# Steady Rest



## biguglycaprice (Feb 24, 2012)

I was working on a project and soon discovered that I needed a steady rest. Since I did not have one, I checked out ebay... Way too expensive for an atlas 10". So I made one myself. Here are a few photos of the nearly finished steady rest.


----------



## 8ntsane (Feb 24, 2012)

Looking very nice
Apears as you just have the base to go. I had to build a steady for my lathe last year. I know, it not a tool often used, but when tou do need one, you really need it. What is the max size you can fit in it?
Keep the progress coming, and pics of the base and clamp for the bottom.


Paul


----------



## McRuff (Feb 24, 2012)

Keep the pics coming, its on my short list to do. I had to borrow one from a friend a while back to fix a motor shaft, need to make one htis summer.
How big is the main piece of tubing? OD and ID?


----------



## biguglycaprice (Feb 24, 2012)

The ring has an outside diameter of 8" and a .750 wall. I'll use it most on 3-4" steel. When I make the base and the nuts I'll post the photos. The base will be a little primative until I get the mill up and running.


----------



## bcall2043 (Feb 24, 2012)

biguglycaprice said:


> I needed a steady rest. Since I did not have one, I checked out ebay... Way too expensive for an atlas 10". So I made one myself.

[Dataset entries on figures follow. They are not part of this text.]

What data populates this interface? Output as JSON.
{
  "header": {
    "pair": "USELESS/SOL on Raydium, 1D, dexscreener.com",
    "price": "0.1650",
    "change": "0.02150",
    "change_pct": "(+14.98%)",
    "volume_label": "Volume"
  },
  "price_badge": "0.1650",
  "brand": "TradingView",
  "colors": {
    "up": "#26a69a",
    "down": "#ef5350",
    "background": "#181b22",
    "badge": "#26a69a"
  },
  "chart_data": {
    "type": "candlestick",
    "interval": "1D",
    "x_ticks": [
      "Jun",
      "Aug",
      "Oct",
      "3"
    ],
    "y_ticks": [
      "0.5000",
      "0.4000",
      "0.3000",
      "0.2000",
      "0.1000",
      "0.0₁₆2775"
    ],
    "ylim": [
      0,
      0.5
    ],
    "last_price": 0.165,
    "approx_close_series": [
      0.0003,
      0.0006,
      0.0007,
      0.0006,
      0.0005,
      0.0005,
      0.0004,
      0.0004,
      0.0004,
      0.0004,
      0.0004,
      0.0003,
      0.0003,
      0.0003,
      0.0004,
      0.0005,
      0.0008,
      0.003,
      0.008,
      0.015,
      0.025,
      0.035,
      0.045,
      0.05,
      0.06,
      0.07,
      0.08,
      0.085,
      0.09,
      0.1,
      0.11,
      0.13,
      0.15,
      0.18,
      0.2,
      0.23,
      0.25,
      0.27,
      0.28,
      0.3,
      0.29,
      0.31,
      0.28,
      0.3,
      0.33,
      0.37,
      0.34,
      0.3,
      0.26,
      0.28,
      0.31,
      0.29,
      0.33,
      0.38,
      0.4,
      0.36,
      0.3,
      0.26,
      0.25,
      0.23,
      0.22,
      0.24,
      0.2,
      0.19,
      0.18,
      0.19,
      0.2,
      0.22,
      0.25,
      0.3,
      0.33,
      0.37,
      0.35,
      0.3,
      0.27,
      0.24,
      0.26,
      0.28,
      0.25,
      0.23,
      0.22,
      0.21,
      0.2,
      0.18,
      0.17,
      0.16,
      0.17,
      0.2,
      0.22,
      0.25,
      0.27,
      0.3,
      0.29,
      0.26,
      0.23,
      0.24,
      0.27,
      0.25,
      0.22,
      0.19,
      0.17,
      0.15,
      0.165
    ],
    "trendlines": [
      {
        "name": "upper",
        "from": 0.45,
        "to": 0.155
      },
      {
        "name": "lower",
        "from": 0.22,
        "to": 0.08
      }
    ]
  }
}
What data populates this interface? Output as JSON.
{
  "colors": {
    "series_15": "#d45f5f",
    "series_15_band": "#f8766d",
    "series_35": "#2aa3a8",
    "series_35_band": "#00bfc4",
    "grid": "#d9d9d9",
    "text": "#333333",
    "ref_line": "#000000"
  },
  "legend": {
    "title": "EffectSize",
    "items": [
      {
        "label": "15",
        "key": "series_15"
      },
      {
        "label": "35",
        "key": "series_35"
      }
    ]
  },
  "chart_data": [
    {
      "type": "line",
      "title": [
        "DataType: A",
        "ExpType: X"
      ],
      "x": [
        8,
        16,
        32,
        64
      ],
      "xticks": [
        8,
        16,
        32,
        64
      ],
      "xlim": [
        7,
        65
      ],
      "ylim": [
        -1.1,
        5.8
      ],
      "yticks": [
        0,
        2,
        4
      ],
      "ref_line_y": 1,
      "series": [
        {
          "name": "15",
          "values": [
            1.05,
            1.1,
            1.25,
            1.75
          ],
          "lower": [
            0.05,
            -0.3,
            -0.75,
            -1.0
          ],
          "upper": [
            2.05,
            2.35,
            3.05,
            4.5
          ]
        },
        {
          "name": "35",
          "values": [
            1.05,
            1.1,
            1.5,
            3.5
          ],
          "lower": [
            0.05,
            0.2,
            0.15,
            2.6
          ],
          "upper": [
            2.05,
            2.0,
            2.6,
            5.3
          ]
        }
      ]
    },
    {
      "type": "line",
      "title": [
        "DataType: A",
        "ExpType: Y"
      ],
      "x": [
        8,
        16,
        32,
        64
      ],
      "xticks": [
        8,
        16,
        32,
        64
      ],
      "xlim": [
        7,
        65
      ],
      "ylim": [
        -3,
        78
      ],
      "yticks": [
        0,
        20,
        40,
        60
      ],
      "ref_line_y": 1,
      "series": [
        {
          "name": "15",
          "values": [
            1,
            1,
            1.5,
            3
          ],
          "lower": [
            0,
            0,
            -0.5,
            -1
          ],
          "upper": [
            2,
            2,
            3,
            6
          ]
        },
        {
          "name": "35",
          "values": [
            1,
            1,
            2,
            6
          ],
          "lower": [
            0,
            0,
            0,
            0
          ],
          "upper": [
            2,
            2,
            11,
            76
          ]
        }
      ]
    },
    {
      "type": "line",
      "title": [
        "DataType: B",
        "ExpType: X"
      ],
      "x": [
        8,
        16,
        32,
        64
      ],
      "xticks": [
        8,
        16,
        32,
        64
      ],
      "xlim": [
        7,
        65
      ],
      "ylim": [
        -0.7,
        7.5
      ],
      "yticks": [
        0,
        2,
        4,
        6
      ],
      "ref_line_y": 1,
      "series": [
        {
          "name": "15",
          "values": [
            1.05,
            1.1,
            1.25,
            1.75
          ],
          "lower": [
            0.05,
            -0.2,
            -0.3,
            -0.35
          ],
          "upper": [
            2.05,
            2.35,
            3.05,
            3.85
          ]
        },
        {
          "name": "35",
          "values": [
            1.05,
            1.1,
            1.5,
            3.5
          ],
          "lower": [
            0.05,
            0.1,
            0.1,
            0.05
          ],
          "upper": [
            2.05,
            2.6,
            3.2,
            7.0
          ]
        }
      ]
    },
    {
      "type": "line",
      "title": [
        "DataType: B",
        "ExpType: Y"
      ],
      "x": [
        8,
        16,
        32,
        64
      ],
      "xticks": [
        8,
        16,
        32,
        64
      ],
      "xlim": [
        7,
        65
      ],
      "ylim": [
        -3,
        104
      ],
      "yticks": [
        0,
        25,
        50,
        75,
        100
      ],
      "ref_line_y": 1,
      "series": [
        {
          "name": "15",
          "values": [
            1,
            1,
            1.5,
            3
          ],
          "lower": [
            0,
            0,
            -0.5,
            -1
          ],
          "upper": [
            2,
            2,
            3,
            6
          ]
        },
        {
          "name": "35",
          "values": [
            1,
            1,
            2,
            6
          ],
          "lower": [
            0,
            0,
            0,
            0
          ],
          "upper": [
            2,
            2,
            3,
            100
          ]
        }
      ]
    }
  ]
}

Great job so far. Are you doing the lathe work on your Atlas 10"? Is it really that long or is it just the camera angle?

Benny


----------



## biguglycaprice (Feb 24, 2012)

Yes, the work is being done on the atlas. The total length of the bed is 48". It's a 30's 10D model.


----------



## biguglycaprice (Feb 26, 2012)

Here is the make-shift base and the knurled nuts that I made for it. The knurled end knobs will come at a latter date when I am more caught up.


----------



## biguglycaprice (Feb 26, 2012)

As much as I hate making tools to make tools so I can make more parts for tools..... I am satisfied with how this project turned out. I think I'll get a lot of use out of the steady rest. It put my main project (the round on the lathe) on the back burner for close to a week. Two days in design, two days waiting for parts, and three days of machining... Nights/morning would be more accurate as I work 2nd shift.


----------



## irishwoodsman (Feb 26, 2012)

Very nice job, i need to try and make one for mine, i have a follow rest that does great which i picked up for 60.00 which was a steal for my 11" sheldon, but waiting to get a mill so i can mill a piece with a v-way in it so it can slide on the bed, thanks for showing the great work:biggrin:Mac


----------



## StonewellMark (Feb 26, 2012)

Very Nice.....


----------



## 8ntsane (Feb 26, 2012)

Looking Good

And look at that, you allready have work for the new steady rest! Looks like it turned out very well, and its a tool for your lathe, built with your lathe, ya gotta like that!

Great Job 

Paul


----------



## GK1918 (Mar 6, 2012)

*One more lost item*

Good job, after reading this it sparked me for one I made moons ago just another
thing I cant find.  This worked excellent starting off with a 12" thick wall pipe so far
like yours, drilled and tapped but to trail the work I used Detroit Diesel followers,
which are valve lifters theyre rollers, I made ball ends on the screws like a push rod,
then I think it was gum dum or liquid nail or something I put on the ball end just to 
keep from losing it.   Looks like I got to make another only,think,them ole 6-71s fell 
into the cracks of history.
ball end in lifter is self centering and the great width of the roller keeps it on track.
My sons junk box has many 302 roller lifters, but Im thinking the rollers maybe a little
narrow and not track as well as big wide diesel ones. Ill get back with my findings.


----------